A palavra ausência ficou martelando na minha cabeça. Sabia exatamente o que isso significava.
— A senhora sabe onde está a mãe deles? — perguntei, baixando o tom.
O olhar de dona Francisca carregava um pesar que não precisei decifrar.
— Provavelmente está com o senhor Lubianco neste momento.
Arqueei as sobrancelhas.
— E por que ela não cuida das crianças?
— Também já me perguntei isso. Mas como apenas uma empregada… não devo questionar.
Quando ela se virou para acalmar Breno, peguei meu celular. Digitei Paulina Vieira e deixei o algoritmo do mundo me mostrar quem era a mãe dos gêmeos. As fotos exibiam uma mulher estonteante: loira, alta, olhos verdes de um tom quase hipnótico, corpo perfeito como se tivesse sido esculpido para a capa de uma revista.

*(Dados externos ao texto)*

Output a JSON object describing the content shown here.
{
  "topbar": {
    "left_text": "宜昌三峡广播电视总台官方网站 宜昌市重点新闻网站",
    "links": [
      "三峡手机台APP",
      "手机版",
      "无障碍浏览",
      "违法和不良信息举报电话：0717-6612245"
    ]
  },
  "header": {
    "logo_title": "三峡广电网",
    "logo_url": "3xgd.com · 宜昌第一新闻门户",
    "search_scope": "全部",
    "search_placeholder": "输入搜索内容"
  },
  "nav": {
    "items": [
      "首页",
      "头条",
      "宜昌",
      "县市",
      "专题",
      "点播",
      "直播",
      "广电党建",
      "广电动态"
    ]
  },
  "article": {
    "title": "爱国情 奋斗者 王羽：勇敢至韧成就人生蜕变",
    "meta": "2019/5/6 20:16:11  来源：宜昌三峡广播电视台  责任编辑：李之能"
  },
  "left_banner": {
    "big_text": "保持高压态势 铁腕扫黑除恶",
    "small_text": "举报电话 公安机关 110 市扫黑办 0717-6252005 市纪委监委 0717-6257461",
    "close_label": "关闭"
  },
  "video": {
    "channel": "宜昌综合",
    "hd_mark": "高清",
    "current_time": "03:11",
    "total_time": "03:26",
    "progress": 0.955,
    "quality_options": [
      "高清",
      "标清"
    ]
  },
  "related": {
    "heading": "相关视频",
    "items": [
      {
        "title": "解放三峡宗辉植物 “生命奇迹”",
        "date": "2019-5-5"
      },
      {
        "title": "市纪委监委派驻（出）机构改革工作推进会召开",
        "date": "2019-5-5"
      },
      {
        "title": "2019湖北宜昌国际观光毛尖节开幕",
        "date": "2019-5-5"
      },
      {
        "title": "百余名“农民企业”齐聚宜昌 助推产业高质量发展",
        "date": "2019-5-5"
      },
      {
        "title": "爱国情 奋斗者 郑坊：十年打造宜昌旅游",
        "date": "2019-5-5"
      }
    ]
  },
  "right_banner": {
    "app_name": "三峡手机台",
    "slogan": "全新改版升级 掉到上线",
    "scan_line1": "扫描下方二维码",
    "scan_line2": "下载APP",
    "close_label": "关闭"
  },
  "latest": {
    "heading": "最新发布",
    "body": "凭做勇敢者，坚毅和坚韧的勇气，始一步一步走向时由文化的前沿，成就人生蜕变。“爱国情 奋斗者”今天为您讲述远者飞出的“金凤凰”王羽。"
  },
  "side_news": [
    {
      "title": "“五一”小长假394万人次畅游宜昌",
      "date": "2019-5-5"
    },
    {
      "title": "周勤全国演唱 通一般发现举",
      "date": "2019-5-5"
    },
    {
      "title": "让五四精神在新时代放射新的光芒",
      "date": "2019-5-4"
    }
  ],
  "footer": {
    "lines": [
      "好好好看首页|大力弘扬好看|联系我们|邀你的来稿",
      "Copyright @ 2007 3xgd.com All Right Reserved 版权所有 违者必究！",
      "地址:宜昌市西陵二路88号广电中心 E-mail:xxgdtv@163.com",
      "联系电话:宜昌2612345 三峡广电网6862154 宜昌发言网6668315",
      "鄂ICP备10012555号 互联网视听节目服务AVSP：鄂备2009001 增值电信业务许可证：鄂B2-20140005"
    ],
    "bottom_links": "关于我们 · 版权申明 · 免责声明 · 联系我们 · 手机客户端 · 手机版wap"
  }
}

Olhei para meu reflexo na tela apagada. Cabelos castanhos cacheados, olhos castanhos claros, altura mediana. E, no momento, olheiras profundas de tantas noites mal dormidas e turnos exaustivos para pagar contas já que meu pai nunca se preocupou em me ajudar financeiramente. Comparar-me a ela era quase cruel, mas inevitável.
— Eles já comeram? — perguntei, mais para fugir dos pensamentos do que por curiosidade.
— Ainda não. Vou buscar as mamadeiras. — O sorriso dela foi gentil, quase encorajador. — A senhora vai aprender rápido.
Fiquei com Bruno no colo, observando seus olhos claros me fitarem como se tentassem me entender. E, pela primeira vez, ele parou de chorar, apenas me olhando com aquela curiosidade silenciosa.
Poucos minutos depois, Francisca voltou com duas mamadeiras quentinhas. Sentamos no sofá do quarto, cada uma com um bebê no colo, e começamos a alimentá-los.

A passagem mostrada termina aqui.